Percentage of Texas voters who cast a vote on Proposition 2 by county.

=== State comparison ===
Texas became the nineteenth state to adopt a state-level constitutional ban on same-sex marriage, and the second state to ban it in 2005, after Kansas in April.

=== Rural counties ===
The only "truly rural counties with no spillover from nearby cities," as the Austin Chronicle put it, to be among the counties with the lowest levels of support for the proposition, were Brewster and Presidio. The Chronicle assumed that these counties, located in West Texas, had their votes "affected by liberal nature lovers attracted to Big Bend" as well as by "the art community that has developed in Marfa."

=== Racial analysis ===
Although African Americans and Hispanics typically vote Democratic in Texas, they heavily backed the amendment. In an analysis by Robert Stein, a political scientist from Rice University, he found that about 75% of Black voters in and around Houston voted in favor of the ban. Stein stated that the success from Black voters was "explained by heavy black turnout by African American women who go to church."

==Court challenges==
From the time the proposition was passed, until the Obergefell decision was handed down, two lawsuits were filed against the amendment.
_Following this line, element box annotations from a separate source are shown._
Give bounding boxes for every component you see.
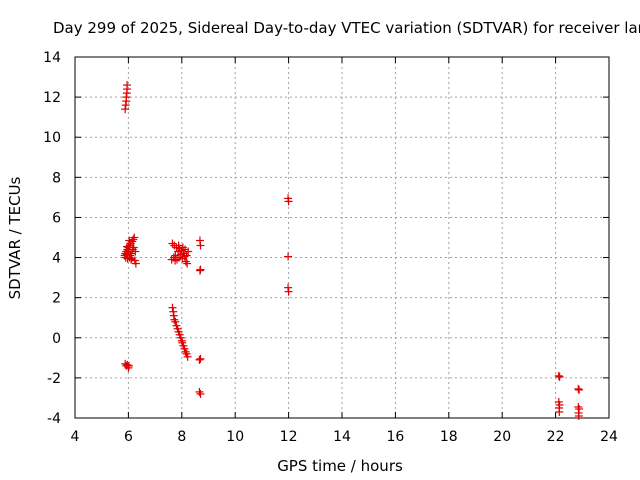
data-point	[171, 256, 180, 265]
data-point	[131, 247, 140, 256]
data-point	[196, 354, 205, 363]
data-point	[195, 387, 204, 396]
data-point	[555, 372, 564, 381]
y-tick-label: 14	[43, 50, 61, 66]
data-point	[195, 355, 204, 364]
data-point	[168, 239, 177, 248]
data-point	[181, 257, 190, 266]
data-point	[182, 251, 191, 260]
data-points	[120, 81, 584, 420]
data-point	[284, 197, 293, 206]
data-point	[125, 236, 134, 245]
data-point	[123, 81, 132, 90]
x-tick-labels: 4 6 8 10 12 14 16 18 20 22 24	[71, 429, 618, 445]
data-point	[284, 252, 293, 261]
axis-ticks	[74, 56, 610, 419]
data-point	[178, 243, 187, 252]
data-point	[284, 287, 293, 296]
x-tick-label: 8	[177, 429, 186, 445]
data-point	[168, 303, 177, 312]
y-tick-label: 6	[52, 210, 61, 226]
data-point	[574, 411, 583, 420]
data-point	[575, 385, 584, 394]
chart-title: Day 299 of 2025, Sidereal Day-to-day VTE…	[53, 19, 640, 37]
y-tick-label: -2	[47, 371, 61, 387]
data-point	[574, 384, 583, 393]
x-tick-label: 4	[71, 429, 80, 445]
data-point	[131, 259, 140, 268]
x-tick-label: 6	[124, 429, 133, 445]
data-point	[170, 315, 179, 324]
data-point	[123, 254, 132, 263]
data-point	[130, 233, 139, 242]
y-tick-labels: -4 -2 0 2 4 6 8 10 12 14	[43, 50, 61, 427]
data-point	[183, 259, 192, 268]
x-tick-label: 14	[333, 429, 351, 445]
y-tick-label: 4	[52, 251, 61, 267]
y-tick-label: 8	[52, 170, 61, 186]
x-tick-label: 22	[547, 429, 565, 445]
y-tick-label: 10	[43, 130, 61, 146]
data-point	[124, 361, 133, 370]
data-point	[129, 235, 138, 244]
data-point	[196, 389, 205, 398]
x-tick-label: 12	[280, 429, 298, 445]
data-point	[196, 265, 205, 274]
data-point	[127, 255, 136, 264]
y-axis-label: SDTVAR / TECUs	[6, 176, 24, 299]
y-tick-label: 2	[52, 291, 61, 307]
x-tick-label: 18	[440, 429, 458, 445]
x-tick-label: 20	[493, 429, 511, 445]
data-point	[184, 247, 193, 256]
data-point	[554, 371, 563, 380]
data-point	[174, 241, 183, 250]
data-point	[129, 243, 138, 252]
data-point	[123, 242, 132, 251]
data-point	[183, 352, 192, 361]
data-point	[196, 241, 205, 250]
data-point	[181, 347, 190, 356]
x-tick-label: 10	[226, 429, 244, 445]
x-tick-label: 16	[386, 429, 404, 445]
y-tick-label: -4	[47, 411, 61, 427]
grid-lines	[75, 57, 609, 418]
x-axis-label: GPS time / hours	[277, 457, 403, 475]
data-point	[555, 407, 564, 416]
y-tick-label: 0	[52, 331, 61, 347]
x-tick-label: 24	[600, 429, 618, 445]
data-point	[171, 317, 180, 326]
y-tick-label: 12	[43, 90, 61, 106]
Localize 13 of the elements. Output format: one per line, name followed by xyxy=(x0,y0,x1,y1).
=== In re Marriage of J.B. and H.B. ===
On October 1, 2009, a state district court judge ruled in the case of In re Marriage of J.B. and H.B. that the amendment was unconstitutional under the Equal Protection Clause of the Fourteenth Amendment to the United States Constitution. The lawsuit was filed by two men living in Dallas who had married in Massachusetts in 2006. Texas Attorney General Greg Abbott and Governor Rick Perry appealed to the Fifth Court of Appeals in Dallas. On August 31, 2010, the appellate court reversed the district court, ruling that the amendment did not violate the U.S. Constitution and that district courts in Texas do not have subject-matter jurisdiction to hear a same-sex divorce case.

=== De Leon v. Perry ===
On February 26, 2014, in the case of De Leon v. Perry, Federal Judge Orlando Garcia ruled Texas' same-sex marriage bans to be unconstitutional, though he stayed his ruling after anticipating it would be appealed. A three-judge panel of the 5th Circuit Court of Appeals held a hearing on the matter nearly a year later. Though, before they could rule, the United States Supreme Court delivered its ruling in Obergefell v. Hodges, finding all bans on same-sex marriage to be in violation of the Due Process and Equal Protection clauses of the Fourteenth Amendment. Thereafter, in light of the Supreme Court's decision, Judge Garcia lifted the stay from his ruling, allowing his decision taking down the ban to go into effect.